Anziana morta, sospetto di mucca pazza 

Al vaglio dei medici le cause del decesso di una 80enne. Eseguita l’autopsia, ma gli esiti si conosceranno tra mesi

L’AQUILA. Ci potrebbe essere l’ombra della “mucca pazza” nella morte di una donna aquilana che era ricoverata al San Salvatore con alcuni sintomi che potrebbero far dedurre quella patologia. La vittima è una donna di circa 80 anni alla quale è stata fatta l’autopsia per svelare le ragioni del decesso. L’esame autoptico è stato effettuato nell’obitorio dell’ospedale aquilano all’anatomopatologo Giuseppe Calvisi. I sospetti restano, ma la parola definitiva sulla causa potrà scaturire solo da analisi (biopsia su alcuni tessuti) che sono state inviate in un laboratorio specializzato di Bologna con tempi non molto brevi quanto agli esiti.
Stando ai primi accertamenti l’anziana potrebbe essere stata vittima della malattia di Creutzfeldt-Jacob, ovvero la variante umana all’encefalopatia spongiforme bovina che causa danni irreversibili al sistema nervoso centrale dell’animale o dell’uomo. Si tratta, a scanso di equivoci, di una patologia quanto rara tanto incurabile. Non ci sono, dunque, particolari motivi di allarme per la “mucca pazza” intesa come malattia trasmessa quando una persona sana ingerisce qualche tessuto di bovino malato. L’Italia è un Paese a rischio trascurabile. L’encefalopatia spongiforme bovina (Bse), che procurò allarme all’inizio del 2000, è ormai debellata in tutta Europa. Drastico il calo di contagi registrato dal 2001 al 2012: da 2166 ad appena 16 casi. L’emergenza è ormai alle spalle. Questo è stato possibile con lo stop al consumo di farine animali negli allevamenti ed eliminazione, prima della macellazione, di tutte le parti del corpo in grado di trasmettere la malattia dai bovini all’uomo: come il cranio, la colonna vertebrale e l’intestino.

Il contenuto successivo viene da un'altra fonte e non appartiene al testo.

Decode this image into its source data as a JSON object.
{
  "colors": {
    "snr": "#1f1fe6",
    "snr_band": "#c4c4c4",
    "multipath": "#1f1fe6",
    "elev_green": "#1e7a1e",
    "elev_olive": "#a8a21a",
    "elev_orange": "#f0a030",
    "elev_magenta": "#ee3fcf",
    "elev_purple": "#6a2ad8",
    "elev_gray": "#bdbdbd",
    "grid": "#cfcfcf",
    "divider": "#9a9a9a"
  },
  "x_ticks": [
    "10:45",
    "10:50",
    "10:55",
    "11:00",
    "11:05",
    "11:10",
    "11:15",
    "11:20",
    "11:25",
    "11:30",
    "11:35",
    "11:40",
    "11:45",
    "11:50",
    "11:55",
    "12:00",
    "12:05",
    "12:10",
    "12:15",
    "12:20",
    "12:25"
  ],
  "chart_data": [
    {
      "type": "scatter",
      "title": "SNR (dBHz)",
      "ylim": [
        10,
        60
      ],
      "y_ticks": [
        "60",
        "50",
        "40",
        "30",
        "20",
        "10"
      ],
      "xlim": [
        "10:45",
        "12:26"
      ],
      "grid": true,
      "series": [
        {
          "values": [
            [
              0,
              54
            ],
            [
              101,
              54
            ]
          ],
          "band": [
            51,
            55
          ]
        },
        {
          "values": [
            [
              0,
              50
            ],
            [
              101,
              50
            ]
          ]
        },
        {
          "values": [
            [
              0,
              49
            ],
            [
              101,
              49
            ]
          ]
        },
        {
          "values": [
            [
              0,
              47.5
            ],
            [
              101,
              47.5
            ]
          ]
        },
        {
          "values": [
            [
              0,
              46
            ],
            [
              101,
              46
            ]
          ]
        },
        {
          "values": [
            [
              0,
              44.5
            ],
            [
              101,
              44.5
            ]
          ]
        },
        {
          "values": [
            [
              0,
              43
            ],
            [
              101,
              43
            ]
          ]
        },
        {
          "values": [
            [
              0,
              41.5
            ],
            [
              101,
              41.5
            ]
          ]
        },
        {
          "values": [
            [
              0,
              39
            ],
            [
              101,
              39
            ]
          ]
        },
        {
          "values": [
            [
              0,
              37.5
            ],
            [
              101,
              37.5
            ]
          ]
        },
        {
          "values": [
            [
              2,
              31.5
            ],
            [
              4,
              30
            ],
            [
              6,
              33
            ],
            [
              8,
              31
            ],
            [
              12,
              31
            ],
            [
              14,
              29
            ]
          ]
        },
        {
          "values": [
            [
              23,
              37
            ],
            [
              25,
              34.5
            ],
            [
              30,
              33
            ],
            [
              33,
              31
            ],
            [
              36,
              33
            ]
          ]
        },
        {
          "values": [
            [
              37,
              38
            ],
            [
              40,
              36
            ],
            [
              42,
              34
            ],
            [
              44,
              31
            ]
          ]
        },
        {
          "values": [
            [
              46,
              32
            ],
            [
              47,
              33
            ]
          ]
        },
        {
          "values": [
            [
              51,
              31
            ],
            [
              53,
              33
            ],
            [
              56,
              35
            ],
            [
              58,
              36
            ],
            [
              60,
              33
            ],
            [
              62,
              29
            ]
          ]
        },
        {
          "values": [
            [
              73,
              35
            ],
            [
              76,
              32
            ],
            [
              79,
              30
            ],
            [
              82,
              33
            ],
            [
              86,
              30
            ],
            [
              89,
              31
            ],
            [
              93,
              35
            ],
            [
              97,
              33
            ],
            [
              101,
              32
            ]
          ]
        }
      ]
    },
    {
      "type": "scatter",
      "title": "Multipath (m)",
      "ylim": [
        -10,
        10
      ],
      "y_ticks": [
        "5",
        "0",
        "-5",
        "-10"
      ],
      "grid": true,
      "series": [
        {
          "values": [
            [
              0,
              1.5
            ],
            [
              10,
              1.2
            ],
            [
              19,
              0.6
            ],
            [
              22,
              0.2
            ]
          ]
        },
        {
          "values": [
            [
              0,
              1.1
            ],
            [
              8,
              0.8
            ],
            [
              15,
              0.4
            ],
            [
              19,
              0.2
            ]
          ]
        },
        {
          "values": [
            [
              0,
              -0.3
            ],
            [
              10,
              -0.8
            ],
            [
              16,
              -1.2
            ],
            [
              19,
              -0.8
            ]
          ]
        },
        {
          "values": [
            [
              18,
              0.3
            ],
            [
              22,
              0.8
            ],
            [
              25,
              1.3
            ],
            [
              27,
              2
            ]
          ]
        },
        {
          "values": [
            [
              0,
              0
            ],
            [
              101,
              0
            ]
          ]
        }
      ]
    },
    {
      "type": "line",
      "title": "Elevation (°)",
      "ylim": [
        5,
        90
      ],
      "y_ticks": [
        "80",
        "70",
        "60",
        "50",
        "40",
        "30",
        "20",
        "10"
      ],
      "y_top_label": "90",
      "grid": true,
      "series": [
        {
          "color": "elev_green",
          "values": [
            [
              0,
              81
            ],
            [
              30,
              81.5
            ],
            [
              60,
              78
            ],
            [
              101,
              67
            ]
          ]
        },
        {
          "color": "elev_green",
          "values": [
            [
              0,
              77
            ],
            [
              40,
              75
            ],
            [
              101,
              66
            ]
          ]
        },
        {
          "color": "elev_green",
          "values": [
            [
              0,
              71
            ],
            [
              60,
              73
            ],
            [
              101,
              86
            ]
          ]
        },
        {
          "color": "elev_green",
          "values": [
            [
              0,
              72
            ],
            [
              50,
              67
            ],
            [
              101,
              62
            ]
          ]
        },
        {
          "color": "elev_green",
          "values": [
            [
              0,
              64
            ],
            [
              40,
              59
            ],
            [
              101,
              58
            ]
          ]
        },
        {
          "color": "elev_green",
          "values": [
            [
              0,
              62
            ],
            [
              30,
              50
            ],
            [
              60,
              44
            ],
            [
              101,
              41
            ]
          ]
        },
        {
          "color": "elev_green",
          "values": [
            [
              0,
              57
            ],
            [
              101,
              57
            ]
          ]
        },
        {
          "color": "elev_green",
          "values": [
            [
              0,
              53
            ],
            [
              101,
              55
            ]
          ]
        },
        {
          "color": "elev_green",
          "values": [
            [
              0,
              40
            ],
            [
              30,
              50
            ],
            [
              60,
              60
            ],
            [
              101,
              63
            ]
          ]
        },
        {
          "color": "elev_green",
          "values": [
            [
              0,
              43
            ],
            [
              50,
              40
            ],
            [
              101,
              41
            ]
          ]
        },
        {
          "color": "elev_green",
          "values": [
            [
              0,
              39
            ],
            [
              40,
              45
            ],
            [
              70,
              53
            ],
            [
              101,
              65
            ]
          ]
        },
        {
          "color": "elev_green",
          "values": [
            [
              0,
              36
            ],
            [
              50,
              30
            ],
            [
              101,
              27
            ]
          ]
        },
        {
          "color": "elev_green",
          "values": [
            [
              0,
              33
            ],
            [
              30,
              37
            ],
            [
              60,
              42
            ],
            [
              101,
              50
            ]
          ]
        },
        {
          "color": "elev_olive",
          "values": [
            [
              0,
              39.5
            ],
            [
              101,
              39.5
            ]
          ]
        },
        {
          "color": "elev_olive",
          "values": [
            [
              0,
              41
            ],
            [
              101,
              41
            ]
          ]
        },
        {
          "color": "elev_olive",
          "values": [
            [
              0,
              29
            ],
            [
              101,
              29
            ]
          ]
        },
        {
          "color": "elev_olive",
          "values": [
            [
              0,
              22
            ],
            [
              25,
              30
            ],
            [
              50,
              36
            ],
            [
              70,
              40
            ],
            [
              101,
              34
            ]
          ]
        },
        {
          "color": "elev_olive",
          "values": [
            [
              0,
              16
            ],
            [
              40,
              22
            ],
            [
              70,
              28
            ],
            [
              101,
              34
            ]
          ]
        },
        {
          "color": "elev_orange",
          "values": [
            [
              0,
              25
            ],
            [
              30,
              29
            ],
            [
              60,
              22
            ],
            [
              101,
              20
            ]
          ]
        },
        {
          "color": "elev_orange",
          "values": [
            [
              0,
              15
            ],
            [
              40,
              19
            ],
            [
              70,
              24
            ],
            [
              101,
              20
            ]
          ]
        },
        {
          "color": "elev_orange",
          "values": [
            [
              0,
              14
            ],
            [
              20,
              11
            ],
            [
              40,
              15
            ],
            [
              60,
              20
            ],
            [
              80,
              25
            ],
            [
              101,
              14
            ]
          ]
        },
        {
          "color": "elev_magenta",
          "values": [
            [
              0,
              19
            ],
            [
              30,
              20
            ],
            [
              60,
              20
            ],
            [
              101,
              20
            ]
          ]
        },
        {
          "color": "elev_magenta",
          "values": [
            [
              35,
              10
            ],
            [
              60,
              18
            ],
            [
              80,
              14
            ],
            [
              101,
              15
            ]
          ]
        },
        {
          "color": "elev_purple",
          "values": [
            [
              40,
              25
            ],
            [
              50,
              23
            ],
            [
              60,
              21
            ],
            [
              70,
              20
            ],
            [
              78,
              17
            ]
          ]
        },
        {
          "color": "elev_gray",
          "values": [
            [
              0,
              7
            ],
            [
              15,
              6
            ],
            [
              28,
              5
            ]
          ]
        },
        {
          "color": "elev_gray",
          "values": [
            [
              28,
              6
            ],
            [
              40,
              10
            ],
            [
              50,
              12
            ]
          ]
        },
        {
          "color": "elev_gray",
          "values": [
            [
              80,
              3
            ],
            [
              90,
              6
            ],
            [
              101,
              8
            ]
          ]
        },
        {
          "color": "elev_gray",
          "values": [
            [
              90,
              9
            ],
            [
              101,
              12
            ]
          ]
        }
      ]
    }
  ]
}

Così l’Italia è riuscita a limitare i danni. Tra l’altro, bere latte di una mucca affetta da Bse non è sufficiente a causare l’equivalente della “mucca pazza”.
Si tratta di una malattia scoperta oltre 30 anni fa in Gran Bretagna, a seguito del crescente numero di morti tra i bovini: fino anche a cento al giorno. Le ricerche, però, si sono intensificate nei dieci anni successivi, dopo aver visto che disturbi simili si manifestavano anche nell’uomo. Ora i casi di pazienti colpiti da questa variante sono estremamente rari. Inoltre, si tratta di una malattia che può avere un decorso lunghissimo prima di essere scoperta, ovvero della durata di molti anni.
La malattia nell’uomo dipende dall’alterazione della struttura di una particolare proteina, chiamata proteina prionica. Le cause sono varie: genetiche o indotte da rari trattamenti medici.